Trautonium [Friedrich Trautwein]
Développé en Allemagne, le trautonium est un peu le pendant des Ondes Martenot en France. Un des premiers instruments électroniques, ouvrant une voie royale aux synthétiseurs de la deuxième moitié du XXème siècle.
Le trautonium se présente comme un petit meuble aux allures de piano droit, mais dont le clavier est remplacé par une barre servant de résistance électrique, surmontée d’un fil métallique. Pour créer un son, l’instrumentiste presse le doigt sur le fil (ou une touche intermédiaire, sorte de clavier suspendu) et le met en contact avec la barre. La technique de jeu s’apparente à celle des instruments à cordes de la famille des violons. Elle permet le vibrato, les glissandi, les micro-intervalles comme les quarts de ton et les variations de volume sonore en modulant la pression du doigt exercée sur le fil. S’ajoute à ce jeu de base toute une panoplie de boutons et interrupteurs placés sur la face verticale du meuble, qui permettront d’agir sur les effets de résonnances du son, le type d’attaque, le volume sonore ainsi que les filtres et générateurs permettant d’ajuster les timbres. La grande complexité de ces réglages et la difficulté de leur transcription sur une partition ont nuit au succès du trautonium, qui fut supplanté par les ondes Martenot, moins sophistiquées.
Conçu en 1929 par le professeur en acoustique musicale Friedrich Trautwein, l’instrument vit le jour dans le bureau expérimental radiophonique de Berlin (Rundfunckversuchstelle), institution chargée d’étudier les relations entre la musique et les techniques radiophoniques.

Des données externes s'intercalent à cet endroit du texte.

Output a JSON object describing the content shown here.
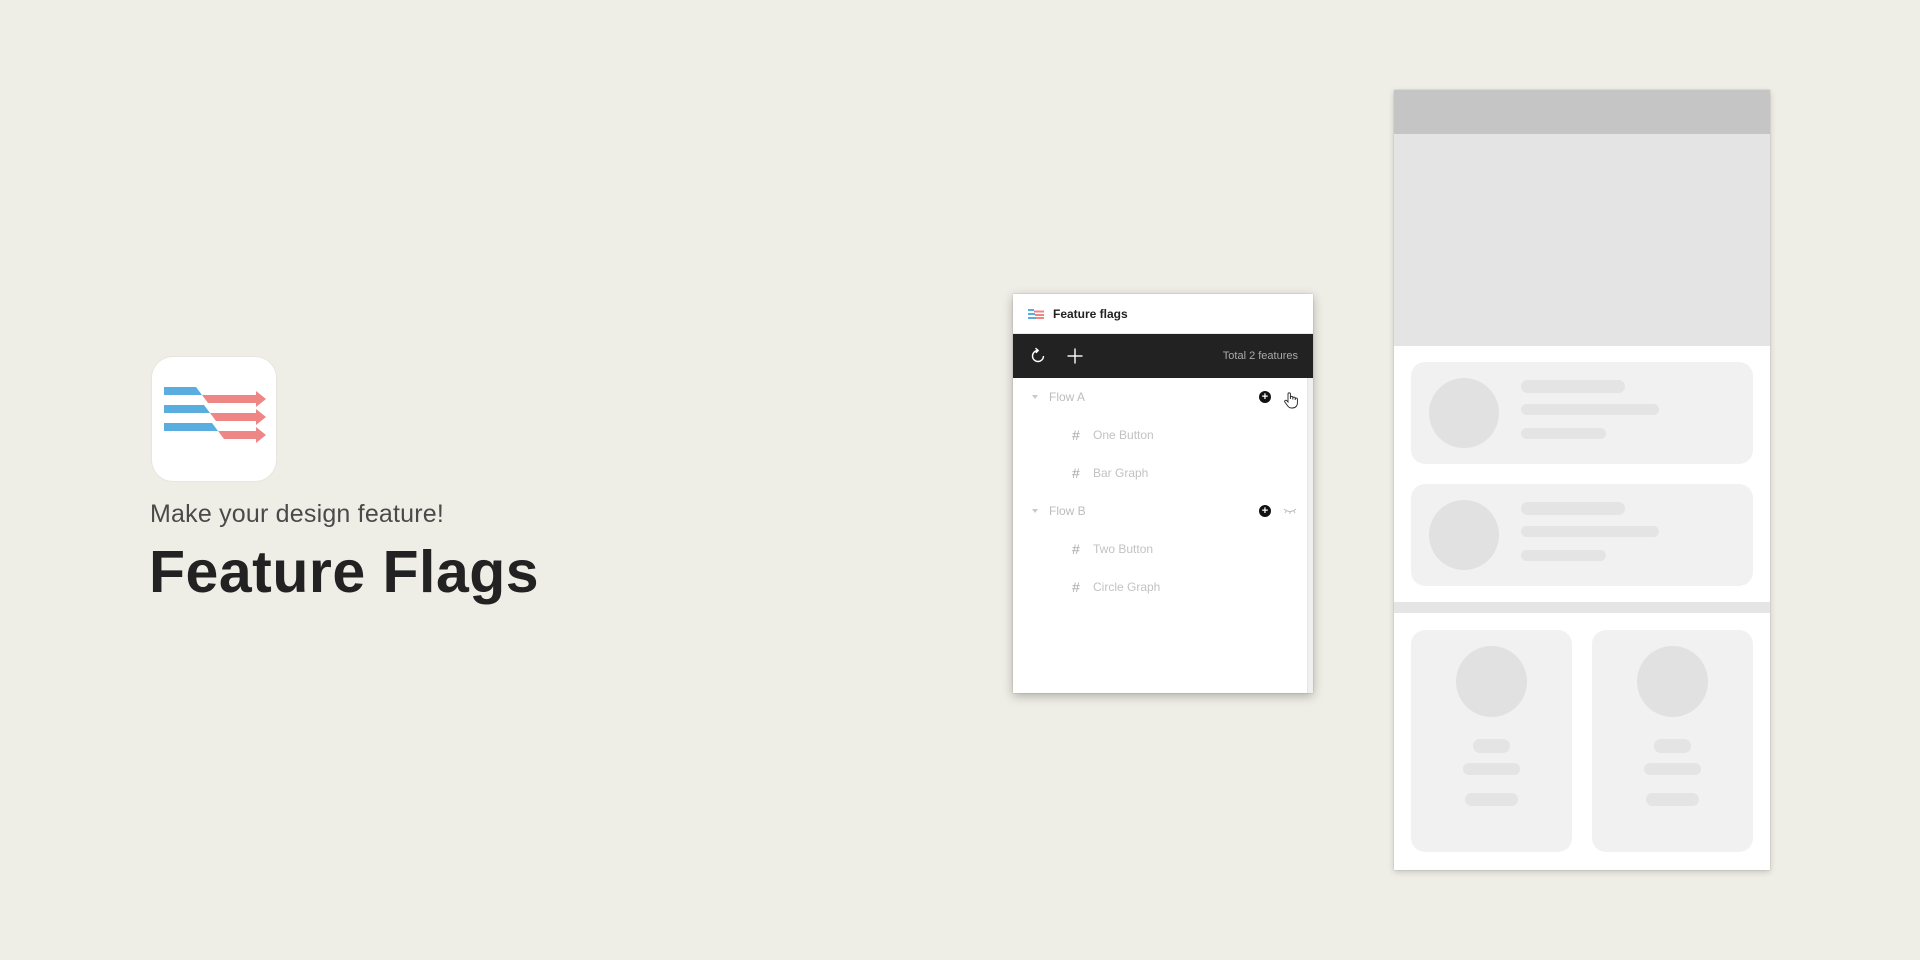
{
  "hero": {
    "tagline": "Make your design feature!",
    "title": "Feature Flags",
    "logo_icon": "feature-flags-logo-icon"
  },
  "plugin": {
    "title": "Feature flags",
    "toolbar": {
      "refresh_icon": "refresh-icon",
      "add_icon": "plus-icon",
      "total_text": "Total 2 features"
    },
    "flows": [
      {
        "label": "Flow A",
        "frames": [
          "One Button",
          "Bar Graph"
        ]
      },
      {
        "label": "Flow B",
        "frames": [
          "Two Button",
          "Circle Graph"
        ]
      }
    ],
    "flow_add_badge": "+",
    "frame_glyph": "#"
  },
  "colors": {
    "background": "#efeee6",
    "toolbar": "#222222",
    "logo_blue": "#5aaedf",
    "logo_red": "#ef8686"
  }
}
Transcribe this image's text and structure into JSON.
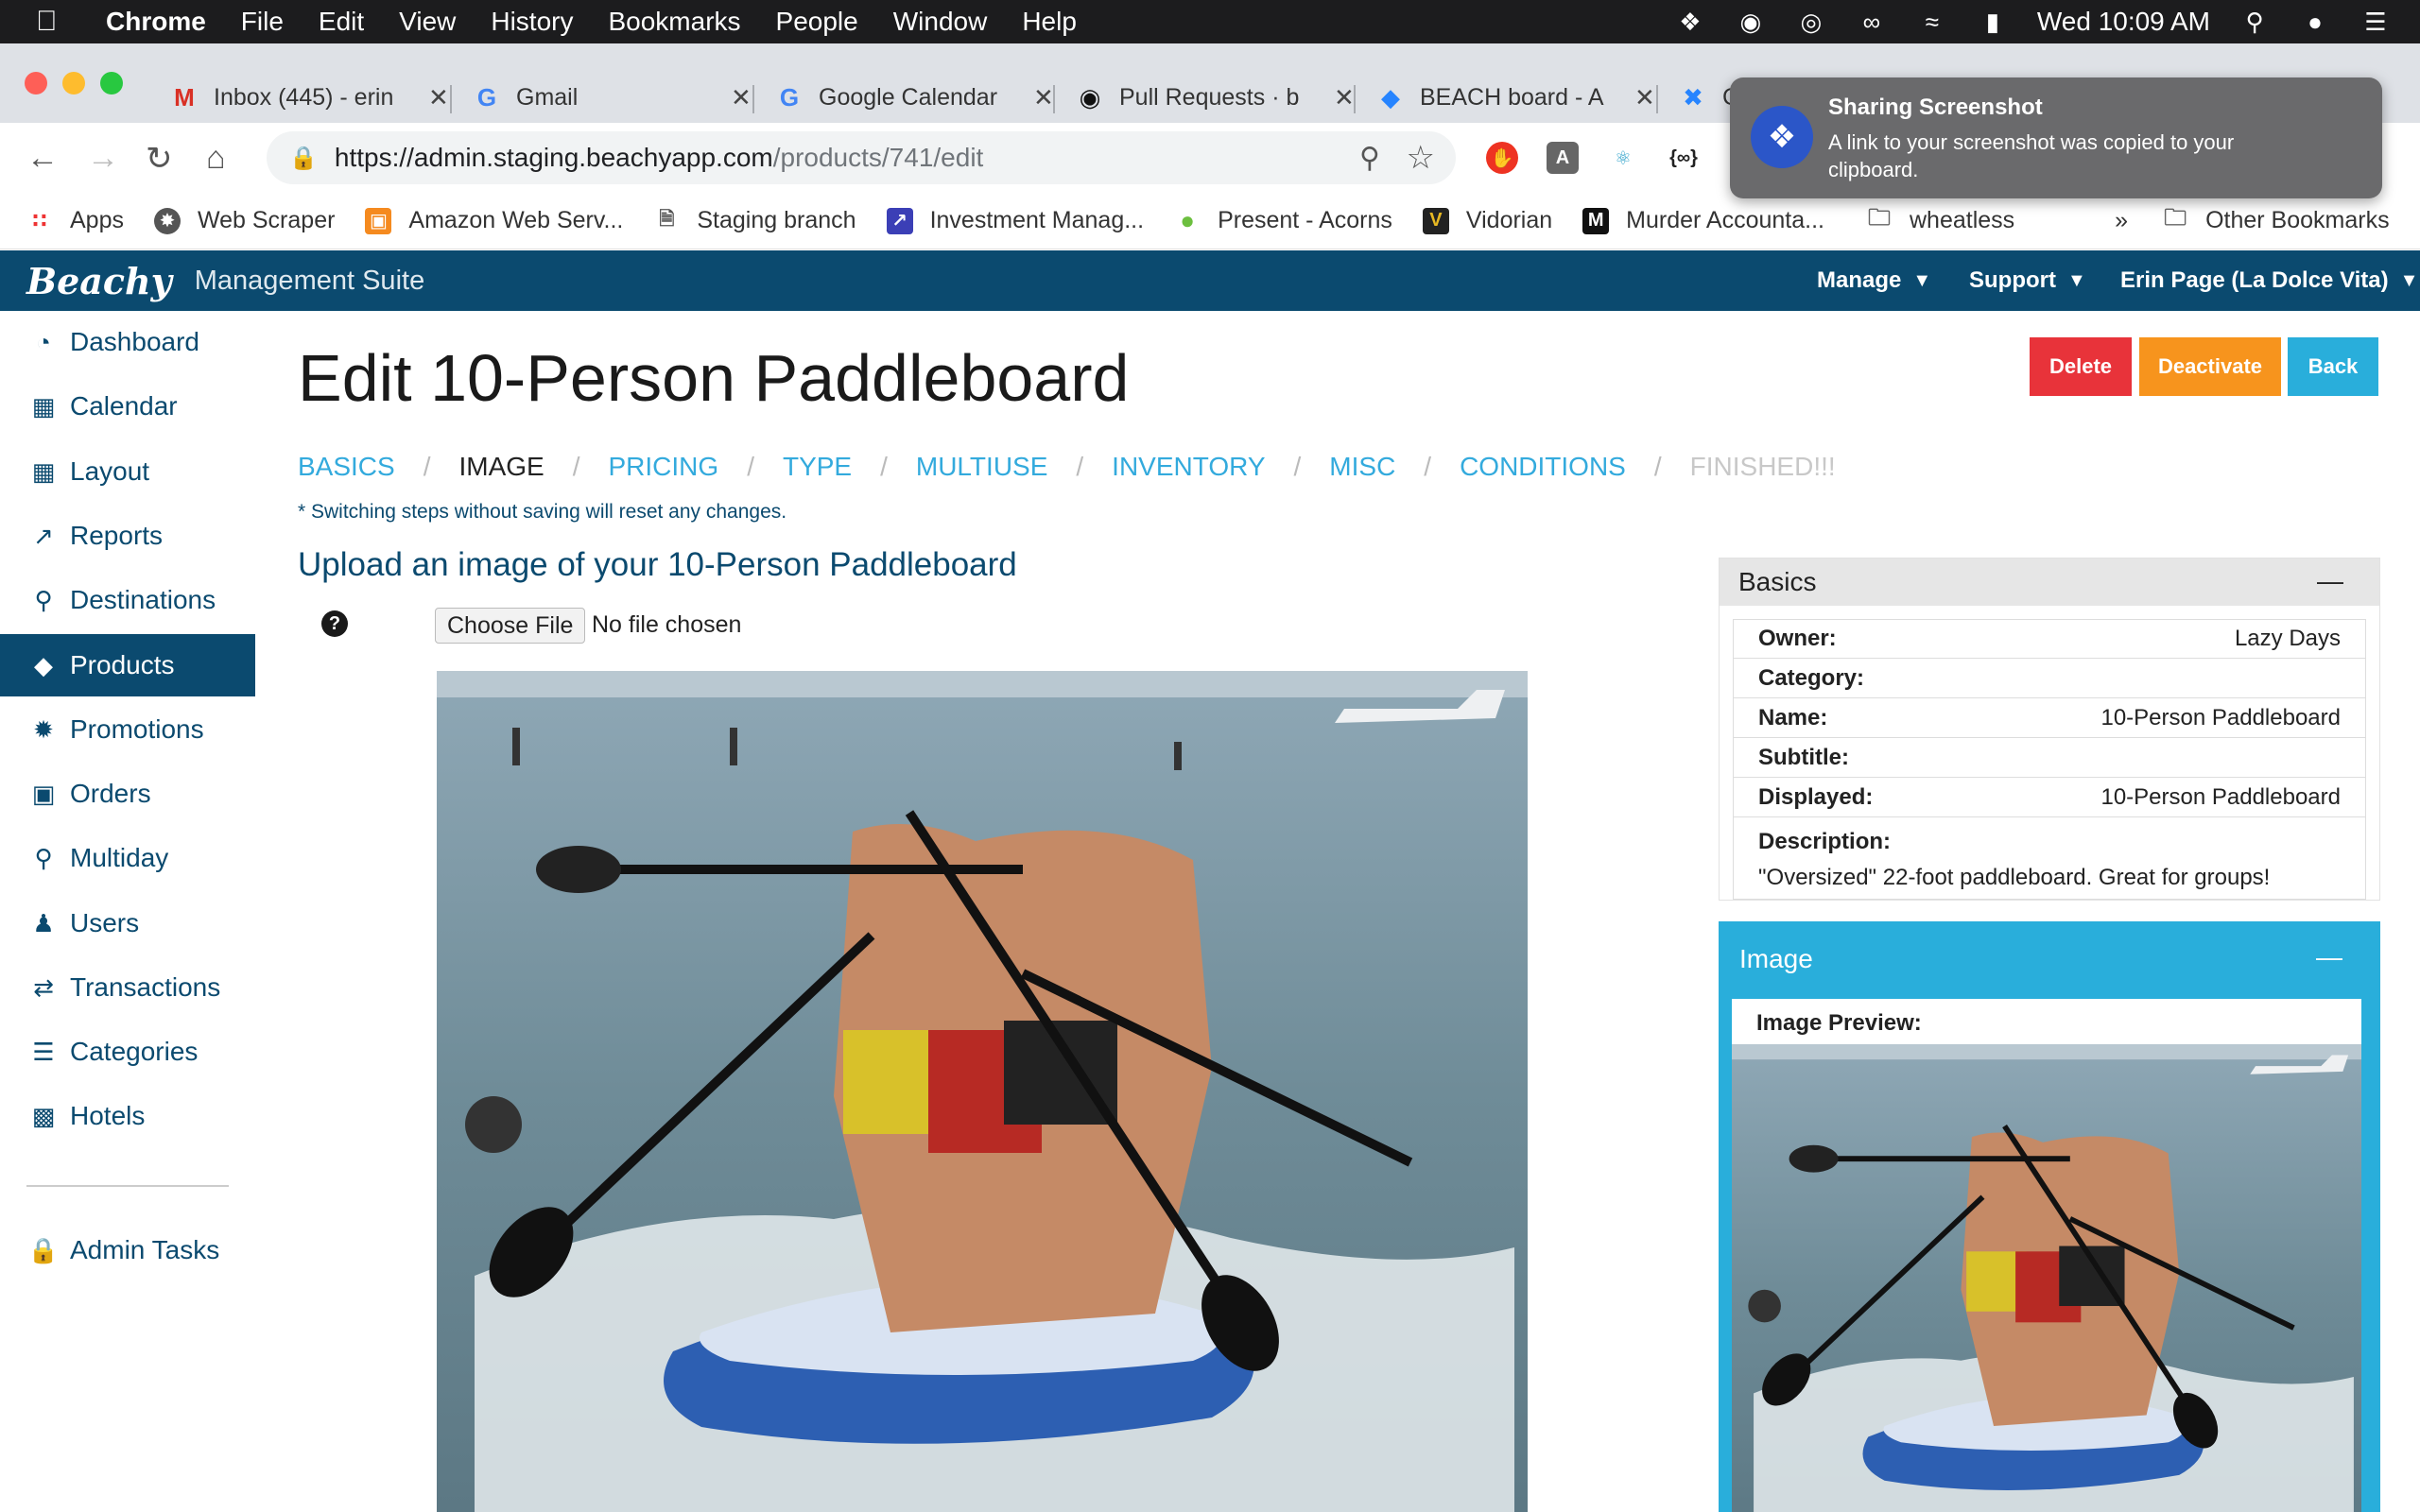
{
  "menubar": {
    "app": "Chrome",
    "items": [
      "File",
      "Edit",
      "View",
      "History",
      "Bookmarks",
      "People",
      "Window",
      "Help"
    ],
    "clock": "Wed 10:09 AM"
  },
  "tabs": [
    {
      "label": "Inbox (445) - erin",
      "icon": "gmail-icon"
    },
    {
      "label": "Gmail",
      "icon": "google-icon"
    },
    {
      "label": "Google Calendar",
      "icon": "google-icon"
    },
    {
      "label": "Pull Requests · b",
      "icon": "github-icon"
    },
    {
      "label": "BEACH board - A",
      "icon": "jira-icon"
    },
    {
      "label": "C",
      "icon": "confluence-icon"
    }
  ],
  "address": {
    "host": "https://admin.staging.beachyapp.com",
    "path": "/products/741/edit"
  },
  "bookmarks": [
    {
      "label": "Apps"
    },
    {
      "label": "Web Scraper"
    },
    {
      "label": "Amazon Web Serv..."
    },
    {
      "label": "Staging branch"
    },
    {
      "label": "Investment Manag..."
    },
    {
      "label": "Present - Acorns"
    },
    {
      "label": "Vidorian"
    },
    {
      "label": "Murder Accounta..."
    },
    {
      "label": "wheatless"
    },
    {
      "label": "»"
    },
    {
      "label": "Other Bookmarks"
    }
  ],
  "notification": {
    "title": "Sharing Screenshot",
    "text": "A link to your screenshot was copied to your clipboard."
  },
  "header": {
    "logo": "Beachy",
    "suite": "Management Suite",
    "nav": [
      "Manage",
      "Support",
      "Erin Page (La Dolce Vita)"
    ]
  },
  "sidebar": {
    "items": [
      {
        "label": "Dashboard",
        "icon": "dashboard-icon"
      },
      {
        "label": "Calendar",
        "icon": "calendar-icon"
      },
      {
        "label": "Layout",
        "icon": "grid-icon"
      },
      {
        "label": "Reports",
        "icon": "chart-icon"
      },
      {
        "label": "Destinations",
        "icon": "map-pin-icon"
      },
      {
        "label": "Products",
        "icon": "tag-icon",
        "active": true
      },
      {
        "label": "Promotions",
        "icon": "badge-icon"
      },
      {
        "label": "Orders",
        "icon": "credit-card-icon"
      },
      {
        "label": "Multiday",
        "icon": "search-icon"
      },
      {
        "label": "Users",
        "icon": "user-icon"
      },
      {
        "label": "Transactions",
        "icon": "exchange-icon"
      },
      {
        "label": "Categories",
        "icon": "list-icon"
      },
      {
        "label": "Hotels",
        "icon": "building-icon"
      }
    ],
    "admin": {
      "label": "Admin Tasks",
      "icon": "lock-icon"
    }
  },
  "page": {
    "title": "Edit 10-Person Paddleboard",
    "buttons": {
      "delete": "Delete",
      "deactivate": "Deactivate",
      "back": "Back"
    },
    "steps": [
      "BASICS",
      "IMAGE",
      "PRICING",
      "TYPE",
      "MULTIUSE",
      "INVENTORY",
      "MISC",
      "CONDITIONS",
      "FINISHED!!!"
    ],
    "current_step": "IMAGE",
    "warning": "* Switching steps without saving will reset any changes.",
    "upload_title": "Upload an image of your 10-Person Paddleboard",
    "help": "?",
    "file_button": "Choose File",
    "file_status": "No file chosen"
  },
  "basics": {
    "title": "Basics",
    "collapse": "—",
    "owner_label": "Owner:",
    "owner": "Lazy Days",
    "category_label": "Category:",
    "category": "",
    "name_label": "Name:",
    "name": "10-Person Paddleboard",
    "subtitle_label": "Subtitle:",
    "subtitle": "",
    "displayed_label": "Displayed:",
    "displayed": "10-Person Paddleboard",
    "description_label": "Description:",
    "description": "\"Oversized\" 22-foot paddleboard. Great for groups!"
  },
  "image_panel": {
    "title": "Image",
    "collapse": "—",
    "preview_label": "Image Preview:"
  },
  "colors": {
    "brand": "#0b4a6f",
    "link": "#33aadd",
    "delete": "#e8333a",
    "deactivate": "#f7941d",
    "back": "#29aedb"
  }
}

Le compositeur Paul Hindemith, fort intéressé par le développement de ce type de recherches, présenta le pianiste Oskar Sala au Professeur, qui le prit immédiatement comme collaborateur. A la requête d’Hindemith, Trautwein et Sala construisirent trois instruments, destinés à la création de la première partie de ses « Sieben Triostücke für drei Trautonien ». Hindemith composera aussi un concerto pour trautonium et cordes (1931) et deux pièces intitulées « Langsames Stück und Rondo » (1935).
Si ces œuvres ne sont pas particulièrement novatrices sur le plan de la syntaxe musicale, elles font toutefois la démonstration des potentialités techniques de la machine, capable de reproduire un catalogue impressionnant de timbres de synthèse.
A ce titre, le trautonium sera considéré comme l’ancêtre direct du synthétiseur, et plus encore après les importantes innovations qu’y apportera encore Oskar Sala dans les années 50, essentiellement par l’adjonction d’un second clavier, d’un générateur de bruit et surtout d’oscillateurs subharmoniques. Ces derniers permettent d’enrichir le son par l’ajout d’harmoniques plus graves que la note fondamentale (synthèse soustractive). Le Mixtur-trautonium était né, et Oskar Sala en sera le principal interprète et défenseur. Outre les œuvres d’Oskar Sala lui-même, le Mixtur-Trautonium fut utilisé pour créer la bande son du film d’Alfred Hitchcock en 1962, « The Birds » (les Oiseaux), en rendant de manière assez réaliste cris d’oiseaux et battements d’ailes, avec ce zeste d’étrangeté destiné à augmenter la terreur des spectateurs.